Foxes and Other Vocalizing Animals

Our neighbors mentioned to us a few nights ago that the foxes that hunt in our back yards also vocalize when they are mating. “If you hear what sounds something like a baby being murdered, it's the foxes.”


However, some of what I've recently heard in the night wasn't foxes. It is a fact of city life that with people living close to one another, their privacy is compromised. Sound travels. I think that's as explicit as I care to be except to say that I heard loud vocalizations three times during the night, and only once do I think it could possibly have been foxes.


I bring this up at all, really, to reveal the sort of life that Holly and I have together. These incidents in the night resulted in the two of us having a breakfast conversation about the evolutionary significance of sexual vocalizations. We made distinctions between communicative and expressive speech acts, talked about the function of emotional expression as a mechanism for both intensifying the emotion and for informing the individual about what he or she is feeling. We used the word “teleological.”


We are, in short, science geeks.


Odd and Ends


Our British Telecom phone line was supposed to be turned on on September 11, but we still don't get a dial tone.
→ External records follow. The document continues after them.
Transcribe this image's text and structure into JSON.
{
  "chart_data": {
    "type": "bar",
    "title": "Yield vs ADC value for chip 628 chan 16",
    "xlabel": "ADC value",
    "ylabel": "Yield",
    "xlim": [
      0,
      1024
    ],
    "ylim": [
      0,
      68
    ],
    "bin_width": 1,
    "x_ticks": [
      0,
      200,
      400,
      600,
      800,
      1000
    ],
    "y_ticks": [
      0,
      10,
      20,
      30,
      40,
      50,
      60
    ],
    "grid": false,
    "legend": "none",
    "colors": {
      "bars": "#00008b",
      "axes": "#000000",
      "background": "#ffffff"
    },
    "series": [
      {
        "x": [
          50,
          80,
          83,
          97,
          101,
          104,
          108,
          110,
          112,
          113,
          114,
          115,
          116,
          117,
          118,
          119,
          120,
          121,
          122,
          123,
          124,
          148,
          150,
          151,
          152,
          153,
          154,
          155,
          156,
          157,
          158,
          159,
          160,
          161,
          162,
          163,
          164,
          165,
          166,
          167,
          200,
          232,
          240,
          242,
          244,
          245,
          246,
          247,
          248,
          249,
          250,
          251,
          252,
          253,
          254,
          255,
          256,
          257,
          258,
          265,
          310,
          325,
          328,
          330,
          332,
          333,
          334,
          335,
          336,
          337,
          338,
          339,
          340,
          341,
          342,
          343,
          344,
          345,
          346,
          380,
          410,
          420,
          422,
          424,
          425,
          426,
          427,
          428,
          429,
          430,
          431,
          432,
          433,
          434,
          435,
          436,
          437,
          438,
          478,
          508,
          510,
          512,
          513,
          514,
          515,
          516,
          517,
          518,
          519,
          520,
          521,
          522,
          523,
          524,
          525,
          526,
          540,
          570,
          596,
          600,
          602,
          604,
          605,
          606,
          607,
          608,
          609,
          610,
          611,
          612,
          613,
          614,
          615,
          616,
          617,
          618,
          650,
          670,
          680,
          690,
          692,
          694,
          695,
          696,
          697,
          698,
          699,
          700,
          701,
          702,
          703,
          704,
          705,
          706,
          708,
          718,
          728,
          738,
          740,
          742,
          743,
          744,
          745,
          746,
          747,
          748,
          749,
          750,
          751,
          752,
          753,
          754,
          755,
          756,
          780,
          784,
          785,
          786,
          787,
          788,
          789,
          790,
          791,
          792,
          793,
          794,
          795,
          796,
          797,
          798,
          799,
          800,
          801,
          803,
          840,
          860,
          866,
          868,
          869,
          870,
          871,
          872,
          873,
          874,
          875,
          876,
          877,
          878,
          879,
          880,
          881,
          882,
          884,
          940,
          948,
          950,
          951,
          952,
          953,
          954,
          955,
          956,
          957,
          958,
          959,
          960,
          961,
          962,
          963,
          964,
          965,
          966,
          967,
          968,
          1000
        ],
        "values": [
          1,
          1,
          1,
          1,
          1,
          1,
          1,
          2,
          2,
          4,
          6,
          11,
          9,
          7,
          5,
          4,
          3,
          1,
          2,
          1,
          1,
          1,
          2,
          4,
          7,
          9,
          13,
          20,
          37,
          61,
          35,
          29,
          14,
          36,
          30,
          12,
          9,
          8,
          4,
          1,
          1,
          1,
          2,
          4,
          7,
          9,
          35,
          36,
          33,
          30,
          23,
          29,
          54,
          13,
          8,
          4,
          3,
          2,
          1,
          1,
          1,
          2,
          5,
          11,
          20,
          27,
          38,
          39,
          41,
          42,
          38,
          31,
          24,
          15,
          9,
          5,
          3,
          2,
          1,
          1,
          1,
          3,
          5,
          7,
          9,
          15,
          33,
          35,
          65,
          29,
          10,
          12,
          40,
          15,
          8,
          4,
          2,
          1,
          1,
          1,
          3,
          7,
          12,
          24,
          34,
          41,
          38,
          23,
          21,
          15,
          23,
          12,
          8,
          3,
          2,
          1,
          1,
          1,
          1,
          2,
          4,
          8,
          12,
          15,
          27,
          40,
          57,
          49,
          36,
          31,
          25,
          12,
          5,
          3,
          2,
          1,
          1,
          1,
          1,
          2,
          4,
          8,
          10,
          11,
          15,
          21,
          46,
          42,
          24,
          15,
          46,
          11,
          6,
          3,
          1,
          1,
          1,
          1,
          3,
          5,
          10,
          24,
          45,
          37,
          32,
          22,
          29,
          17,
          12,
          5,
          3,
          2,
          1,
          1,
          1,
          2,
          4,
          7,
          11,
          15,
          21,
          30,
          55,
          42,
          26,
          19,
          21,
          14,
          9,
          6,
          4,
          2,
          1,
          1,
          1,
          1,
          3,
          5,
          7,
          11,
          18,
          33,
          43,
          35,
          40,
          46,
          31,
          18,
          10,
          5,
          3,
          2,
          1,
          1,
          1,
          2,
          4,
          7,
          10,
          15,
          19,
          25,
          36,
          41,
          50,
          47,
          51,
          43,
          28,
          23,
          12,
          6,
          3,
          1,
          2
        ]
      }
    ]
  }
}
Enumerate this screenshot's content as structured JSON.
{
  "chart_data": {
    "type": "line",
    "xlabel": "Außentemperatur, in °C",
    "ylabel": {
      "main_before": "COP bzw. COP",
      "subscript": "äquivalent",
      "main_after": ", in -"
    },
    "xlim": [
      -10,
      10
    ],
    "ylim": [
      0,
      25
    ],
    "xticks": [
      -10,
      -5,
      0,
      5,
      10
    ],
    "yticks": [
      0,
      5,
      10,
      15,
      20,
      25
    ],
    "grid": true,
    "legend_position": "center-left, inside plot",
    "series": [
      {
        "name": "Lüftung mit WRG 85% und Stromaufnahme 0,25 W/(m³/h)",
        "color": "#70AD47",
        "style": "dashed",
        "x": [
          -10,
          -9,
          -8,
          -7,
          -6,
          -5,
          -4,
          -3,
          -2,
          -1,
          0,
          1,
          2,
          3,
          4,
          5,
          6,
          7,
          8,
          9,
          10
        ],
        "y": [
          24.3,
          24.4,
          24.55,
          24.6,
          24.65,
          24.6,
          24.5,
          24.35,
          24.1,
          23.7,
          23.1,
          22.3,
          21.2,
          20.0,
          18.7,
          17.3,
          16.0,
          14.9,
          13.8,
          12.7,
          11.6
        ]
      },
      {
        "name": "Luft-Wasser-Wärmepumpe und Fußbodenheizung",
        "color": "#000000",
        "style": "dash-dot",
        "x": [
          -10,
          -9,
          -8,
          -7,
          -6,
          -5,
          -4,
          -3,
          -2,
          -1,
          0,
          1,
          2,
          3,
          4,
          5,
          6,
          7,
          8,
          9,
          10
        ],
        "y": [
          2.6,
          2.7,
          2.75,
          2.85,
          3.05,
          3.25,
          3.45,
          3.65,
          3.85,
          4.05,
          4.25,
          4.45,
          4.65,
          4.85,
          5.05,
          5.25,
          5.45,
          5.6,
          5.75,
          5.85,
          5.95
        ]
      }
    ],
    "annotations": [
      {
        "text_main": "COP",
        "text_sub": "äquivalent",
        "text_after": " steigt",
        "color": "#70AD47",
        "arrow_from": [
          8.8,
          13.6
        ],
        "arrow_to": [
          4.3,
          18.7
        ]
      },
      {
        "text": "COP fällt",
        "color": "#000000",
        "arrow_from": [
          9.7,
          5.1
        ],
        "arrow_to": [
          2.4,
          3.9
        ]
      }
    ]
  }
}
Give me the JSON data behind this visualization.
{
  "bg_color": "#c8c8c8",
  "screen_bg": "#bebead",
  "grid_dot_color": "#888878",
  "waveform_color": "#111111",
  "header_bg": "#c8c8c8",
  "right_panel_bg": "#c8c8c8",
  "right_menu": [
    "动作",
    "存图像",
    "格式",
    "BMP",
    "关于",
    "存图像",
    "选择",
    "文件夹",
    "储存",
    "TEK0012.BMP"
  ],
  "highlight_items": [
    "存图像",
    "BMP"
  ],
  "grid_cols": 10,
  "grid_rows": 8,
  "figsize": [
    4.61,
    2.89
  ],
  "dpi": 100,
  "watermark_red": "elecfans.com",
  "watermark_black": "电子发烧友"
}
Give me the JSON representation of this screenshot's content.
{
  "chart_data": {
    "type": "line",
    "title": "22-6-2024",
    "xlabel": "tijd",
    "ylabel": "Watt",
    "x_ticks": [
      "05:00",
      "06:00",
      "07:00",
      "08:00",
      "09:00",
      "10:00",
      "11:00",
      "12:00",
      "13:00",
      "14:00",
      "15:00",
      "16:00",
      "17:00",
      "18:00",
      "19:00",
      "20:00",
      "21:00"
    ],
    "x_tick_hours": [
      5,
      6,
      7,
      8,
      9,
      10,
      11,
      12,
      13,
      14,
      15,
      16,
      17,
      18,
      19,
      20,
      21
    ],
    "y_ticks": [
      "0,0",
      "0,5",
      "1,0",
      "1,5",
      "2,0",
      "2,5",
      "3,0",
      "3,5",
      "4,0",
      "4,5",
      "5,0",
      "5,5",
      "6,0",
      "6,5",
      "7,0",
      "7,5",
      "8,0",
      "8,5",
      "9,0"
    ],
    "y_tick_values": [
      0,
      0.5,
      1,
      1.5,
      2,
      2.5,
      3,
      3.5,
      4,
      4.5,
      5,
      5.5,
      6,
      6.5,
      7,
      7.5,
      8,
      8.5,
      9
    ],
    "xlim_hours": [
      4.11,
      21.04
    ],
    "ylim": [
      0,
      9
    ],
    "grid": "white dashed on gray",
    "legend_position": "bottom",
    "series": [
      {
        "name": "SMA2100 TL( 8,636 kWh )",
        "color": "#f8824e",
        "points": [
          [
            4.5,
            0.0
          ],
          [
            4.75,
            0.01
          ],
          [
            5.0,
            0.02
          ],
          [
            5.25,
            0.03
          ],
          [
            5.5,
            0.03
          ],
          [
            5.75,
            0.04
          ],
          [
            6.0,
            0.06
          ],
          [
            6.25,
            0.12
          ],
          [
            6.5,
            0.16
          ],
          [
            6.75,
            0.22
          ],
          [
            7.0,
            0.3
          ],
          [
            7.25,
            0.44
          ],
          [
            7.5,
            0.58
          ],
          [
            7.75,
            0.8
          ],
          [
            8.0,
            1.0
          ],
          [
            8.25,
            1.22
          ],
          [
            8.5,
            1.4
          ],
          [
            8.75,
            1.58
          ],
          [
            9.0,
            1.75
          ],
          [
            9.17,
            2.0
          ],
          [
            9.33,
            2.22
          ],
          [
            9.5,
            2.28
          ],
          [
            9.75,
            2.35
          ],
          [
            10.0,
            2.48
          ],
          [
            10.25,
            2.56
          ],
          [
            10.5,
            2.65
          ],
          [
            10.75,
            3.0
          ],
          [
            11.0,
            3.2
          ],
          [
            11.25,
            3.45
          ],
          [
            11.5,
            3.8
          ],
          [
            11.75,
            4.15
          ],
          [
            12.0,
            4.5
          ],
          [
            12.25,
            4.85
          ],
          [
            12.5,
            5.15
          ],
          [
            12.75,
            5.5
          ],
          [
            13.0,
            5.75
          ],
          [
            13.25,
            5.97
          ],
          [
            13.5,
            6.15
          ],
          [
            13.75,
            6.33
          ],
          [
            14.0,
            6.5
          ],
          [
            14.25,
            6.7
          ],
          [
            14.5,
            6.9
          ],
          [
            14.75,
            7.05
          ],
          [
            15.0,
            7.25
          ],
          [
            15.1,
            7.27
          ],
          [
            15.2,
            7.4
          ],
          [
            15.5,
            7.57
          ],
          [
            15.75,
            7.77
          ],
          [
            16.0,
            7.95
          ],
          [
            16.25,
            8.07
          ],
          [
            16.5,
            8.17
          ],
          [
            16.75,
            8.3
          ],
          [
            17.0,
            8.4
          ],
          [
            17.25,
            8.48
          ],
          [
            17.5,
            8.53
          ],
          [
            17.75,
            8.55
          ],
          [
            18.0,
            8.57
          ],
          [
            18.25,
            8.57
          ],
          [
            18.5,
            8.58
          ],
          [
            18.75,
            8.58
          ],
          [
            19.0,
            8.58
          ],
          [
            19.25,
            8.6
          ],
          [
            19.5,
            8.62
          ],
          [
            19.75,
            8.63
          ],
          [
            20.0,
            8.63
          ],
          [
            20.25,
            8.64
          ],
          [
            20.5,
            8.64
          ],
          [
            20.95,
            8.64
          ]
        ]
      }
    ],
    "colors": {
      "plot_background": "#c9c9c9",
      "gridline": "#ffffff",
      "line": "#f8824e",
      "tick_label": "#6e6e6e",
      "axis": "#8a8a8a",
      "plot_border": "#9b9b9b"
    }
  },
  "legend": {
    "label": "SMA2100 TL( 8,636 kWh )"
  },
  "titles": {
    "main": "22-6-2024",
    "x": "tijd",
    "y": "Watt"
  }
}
Holly called BT from her office phone at the London Business School. “It seems there is a problem with the exchange,” said the woman she spoke to. “We'll get it sorted out.”


“I want to make sure,” Holly said, “that we won't start being billed for phone service until we actually have phone service.”


“We're bad,” said the BT agent, “but we're not that bad.”


========================


We have made appointments to be interviewed for our National Insurance Numbers. Unfortunately, the appointments we made conflict with travel plans, so we want to change our appointments. The local job centre where we are to have our interviews is impossible to call. At any time of day or night, the line is busy.


Holly called the central job centres office, where we made our initial appointment. They told her that while they could book initial appointments, they could not book changes. They looked for an alternative number for our job centre and found none. Holly asked them to try calling the local centre themselves. They tried, but could no more get through than we could. Finally, Holly tried e-mail.


“Thank you for your comment,” said the automated reply. It went on to say that one should not expect a reply, or even that the message would be read any time soon. For matters requiring a response, a phone call was advised.


“At least it's better than the old Soviet Union,” Holly said, remembering that Russian has no native word for “efficiency.”